C’est faire silence sur la bataille politique menée à l’encontre des communistes, sur l’existence du quotidien concurrent issu du Front national de la Résistance, les Allobroges ; de la levée des séquestres liés au journal collaborationniste Le Petit Dauphinois le 8 juin 1950, sur les soutiens financiers dont bénéficiera le DL…

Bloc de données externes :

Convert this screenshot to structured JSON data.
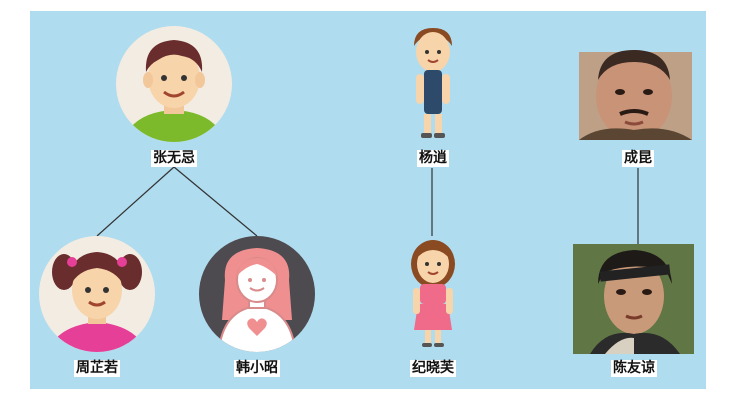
{
  "nodes": {
    "zhang_wuji": {
      "name": "张无忌",
      "icon": "boy-avatar-icon"
    },
    "zhou_zhiruo": {
      "name": "周芷若",
      "icon": "girl-pigtails-avatar-icon"
    },
    "han_xiaozhao": {
      "name": "韩小昭",
      "icon": "woman-heart-shirt-icon"
    },
    "yang_xiao": {
      "name": "杨逍",
      "icon": "boy-figure-icon"
    },
    "ji_xiaofu": {
      "name": "纪晓芙",
      "icon": "girl-figure-icon"
    },
    "cheng_kun": {
      "name": "成昆",
      "icon": "man-photo-portrait"
    },
    "chen_youliang": {
      "name": "陈友谅",
      "icon": "headband-man-photo-portrait"
    }
  },
  "colors": {
    "background": "#b0dcef",
    "edge": "#333333"
  }
}
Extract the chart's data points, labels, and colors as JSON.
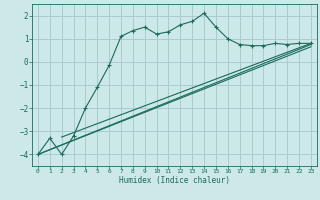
{
  "xlabel": "Humidex (Indice chaleur)",
  "bg_color": "#cce8e8",
  "grid_color": "#aacccc",
  "line_color": "#1a6b5a",
  "xlim": [
    -0.5,
    23.5
  ],
  "ylim": [
    -4.5,
    2.5
  ],
  "yticks": [
    -4,
    -3,
    -2,
    -1,
    0,
    1,
    2
  ],
  "xticks": [
    0,
    1,
    2,
    3,
    4,
    5,
    6,
    7,
    8,
    9,
    10,
    11,
    12,
    13,
    14,
    15,
    16,
    17,
    18,
    19,
    20,
    21,
    22,
    23
  ],
  "curve1_x": [
    0,
    1,
    2,
    3,
    4,
    5,
    6,
    7,
    8,
    9,
    10,
    11,
    12,
    13,
    14,
    15,
    16,
    17,
    18,
    19,
    20,
    21,
    22,
    23
  ],
  "curve1_y": [
    -4.0,
    -3.3,
    -4.0,
    -3.2,
    -2.0,
    -1.1,
    -0.15,
    1.1,
    1.35,
    1.5,
    1.2,
    1.3,
    1.6,
    1.75,
    2.1,
    1.5,
    1.0,
    0.75,
    0.7,
    0.7,
    0.8,
    0.75,
    0.8,
    0.8
  ],
  "line2_x": [
    0,
    23
  ],
  "line2_y": [
    -4.0,
    0.75
  ],
  "line3_x": [
    0,
    23
  ],
  "line3_y": [
    -4.0,
    0.65
  ],
  "line4_x": [
    2,
    23
  ],
  "line4_y": [
    -3.25,
    0.8
  ]
}
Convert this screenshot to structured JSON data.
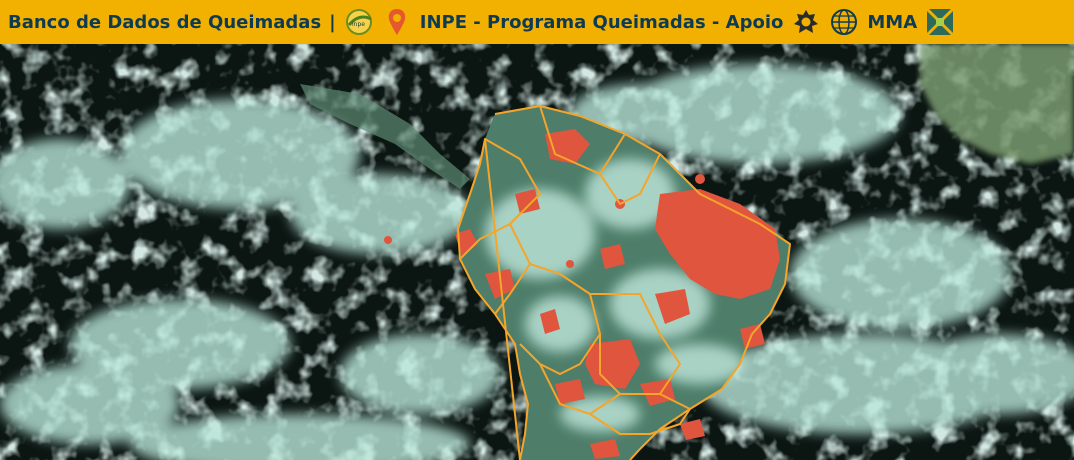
{
  "header": {
    "title": "Banco de Dados de Queimadas",
    "separator": "|",
    "program": "INPE - Programa Queimadas - Apoio",
    "mma": "MMA",
    "colors": {
      "bar": "#f2b100",
      "text": "#0e3b52"
    },
    "icons": [
      "inpe-logo-icon",
      "location-pin-icon",
      "royal-crest-icon",
      "globe-icon",
      "gef-logo-icon"
    ]
  },
  "map": {
    "icons": [
      "satellite-map",
      "fire-hotspot",
      "country-border"
    ],
    "colors": {
      "ocean": "#0b1512",
      "cloud": "#bfe8dc",
      "land": "#4e7e6a",
      "fire": "#e0553e",
      "border": "#f4a52a"
    }
  }
}
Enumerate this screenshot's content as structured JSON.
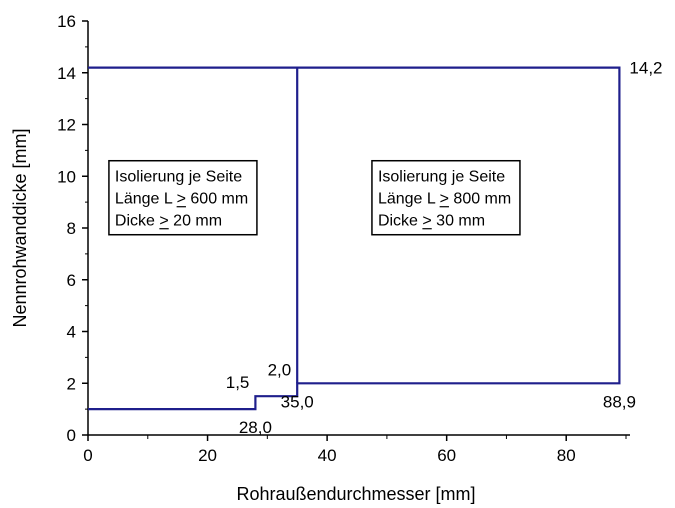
{
  "chart_data": {
    "type": "line",
    "title": "",
    "xlabel": "Rohraußendurchmesser [mm]",
    "ylabel": "Nennrohwanddicke [mm]",
    "xlim": [
      0,
      90
    ],
    "ylim": [
      0,
      16
    ],
    "xticks": [
      0,
      20,
      40,
      60,
      80
    ],
    "yticks": [
      0,
      2,
      4,
      6,
      8,
      10,
      12,
      14,
      16
    ],
    "line_color": "#1f1f8c",
    "series": [
      {
        "points": [
          [
            0,
            1.0
          ],
          [
            28.0,
            1.0
          ],
          [
            28.0,
            1.5
          ],
          [
            35.0,
            1.5
          ],
          [
            35.0,
            2.0
          ],
          [
            88.9,
            2.0
          ],
          [
            88.9,
            14.2
          ],
          [
            0,
            14.2
          ]
        ]
      },
      {
        "points": [
          [
            35.0,
            2.0
          ],
          [
            35.0,
            14.2
          ]
        ]
      }
    ],
    "annotations": [
      {
        "text": "1,5",
        "x": 28.0,
        "y": 1.5,
        "anchor": "left-above"
      },
      {
        "text": "2,0",
        "x": 35.0,
        "y": 2.0,
        "anchor": "left-above"
      },
      {
        "text": "28,0",
        "x": 28.0,
        "y": 1.0,
        "anchor": "below"
      },
      {
        "text": "35,0",
        "x": 35.0,
        "y": 2.0,
        "anchor": "below"
      },
      {
        "text": "88,9",
        "x": 88.9,
        "y": 2.0,
        "anchor": "below"
      },
      {
        "text": "14,2",
        "x": 88.9,
        "y": 14.2,
        "anchor": "right"
      }
    ],
    "text_boxes": [
      {
        "lines": [
          "Isolierung je Seite",
          "Länge L > 600 mm",
          "Dicke > 20 mm"
        ],
        "x": 3.5,
        "y": 10.6
      },
      {
        "lines": [
          "Isolierung je Seite",
          "Länge L > 800 mm",
          "Dicke > 30 mm"
        ],
        "x": 47.5,
        "y": 10.6
      }
    ]
  }
}
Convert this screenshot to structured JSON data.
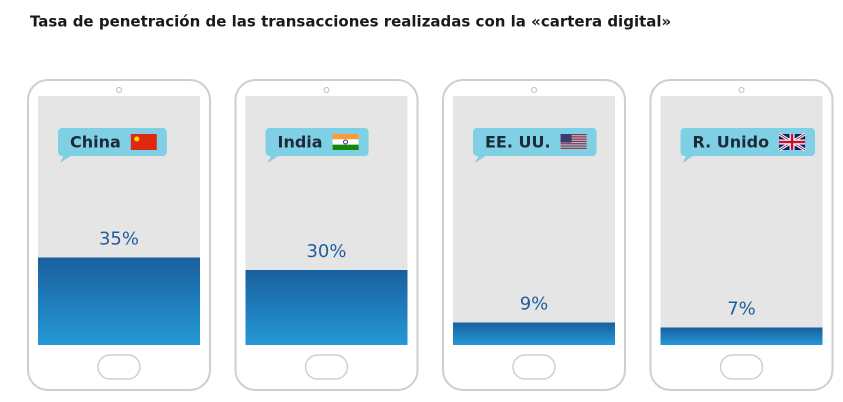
{
  "chart_data": {
    "type": "bar",
    "title": "Tasa de penetración de las transacciones realizadas con la «cartera digital»",
    "categories": [
      "China",
      "India",
      "EE. UU.",
      "R. Unido"
    ],
    "values": [
      35,
      30,
      9,
      7
    ],
    "value_labels": [
      "35%",
      "30%",
      "9%",
      "7%"
    ],
    "color": "#1a5f9e"
  }
}
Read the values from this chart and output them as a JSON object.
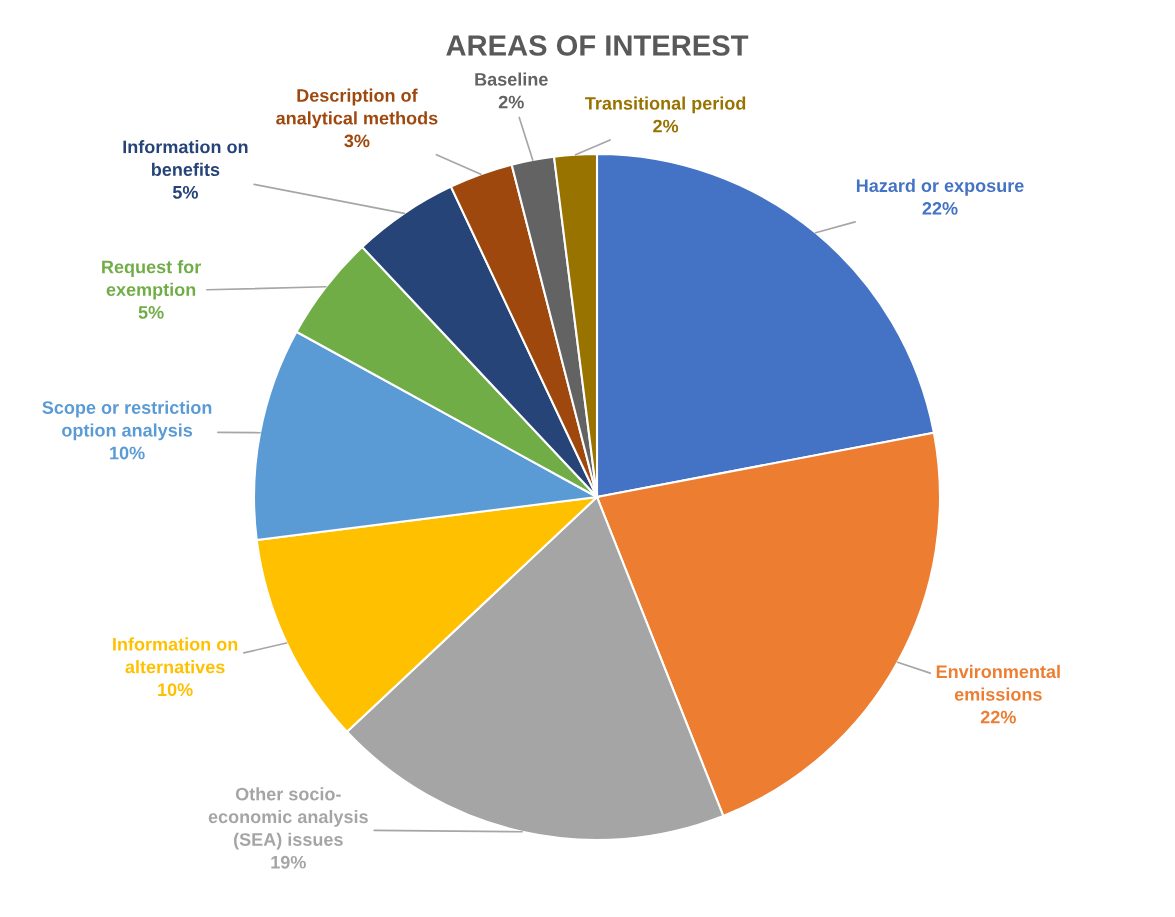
{
  "chart_data": {
    "type": "pie",
    "title": "AREAS OF INTEREST",
    "categories": [
      "Hazard or exposure",
      "Environmental\nemissions",
      "Other socio-\neconomic analysis\n(SEA) issues",
      "Information on\nalternatives",
      "Scope or restriction\noption analysis",
      "Request for\nexemption",
      "Information on\nbenefits",
      "Description of\nanalytical methods",
      "Baseline",
      "Transitional period"
    ],
    "values": [
      22,
      22,
      19,
      10,
      10,
      5,
      5,
      3,
      2,
      2
    ],
    "value_labels": [
      "22%",
      "22%",
      "19%",
      "10%",
      "10%",
      "5%",
      "5%",
      "3%",
      "2%",
      "2%"
    ],
    "colors": [
      "#4472c4",
      "#ed7d31",
      "#a5a5a5",
      "#ffc000",
      "#5b9bd5",
      "#70ad47",
      "#264478",
      "#9e480e",
      "#636363",
      "#997300"
    ],
    "legend": false
  }
}
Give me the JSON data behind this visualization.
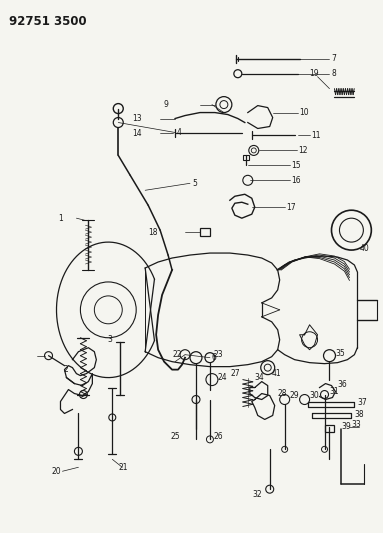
{
  "title": "92751 3500",
  "bg": "#f5f5f0",
  "lc": "#1a1a1a",
  "figsize": [
    3.83,
    5.33
  ],
  "dpi": 100
}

Une situation qui permettra par la suite à Louis Richerot – premier gérant du DL – de déclarer en août 1950 : « Maintenant on peut le dire la tête haute, le DL est la suite logique du Petit Dauphinois. »
Rappeler
Loin de faire un historique exhaustif qui n’a pas sa place ici, il est souhaitable de rappeler la nature et la qualité de l’ouvrage de l’historien Bernard Montergnole (qui fut également adjoint socialiste échirollois et député de 1983 à 1986), La presse grenobloise de la Libération, paru en 1974 aux Presses universitaires de Grenoble. Un livre qui valut à l’auteur d’être boycotté par le DL. Mais aussi du besoin de s’y reporter avec intérêt.
Nous n’en extrairons que ces quelques lignes : « La levée du séquestre profitait bien sûr à l’ex-propriétaire [Marcel Besson, ex-directeur du Petit Dauphinois]… mais les dirigeants du Dauphiné libéré partageaient avec M. Besson le profit de cette opération : financièrement mieux assuré, il voyait s’approcher le jour où il pourrait devenir le maître des locaux qu’il occupait et apparaître comme l’héritier incontestable et presque légitime de l’empire de M. Besson… »
Une histoire oubliée ?
Oublier l’oubli
L’historien Jacques Godechot, préfacier de l’ouvrage concédait : « Le DL a fini par l’emporter, mais avec sa victoire, c’est sous un autre titre, pratiquement le Petit Dauphinois qui reparait. Ainsi tombent les espoirs et les illusions de la Libération et s’organise à Grenoble, comme dans la plupart des villes de la province française, un presse à monopole, le système du journal unique. C’est la main mise progressive d’un journal à grand tirage sur l’opinion de toute une population ».
Commentant pour sa part la sortie de l’ouvrage, Pierre Rolland dans le Travailleur alpin (8/14 juillet 1974) écrivait : « Le livre souligne parfaitement que si la route du journal de la Résistance, Les Allobroges, fut parsemé d’épines, les hommes du DL surent balayer tous les obstacles devant leur porte avec l’aide de la grosse finance et le soutien subjectif du collabo Besson ».
L’histoire est à rappeler et à méditer, et non à oublier.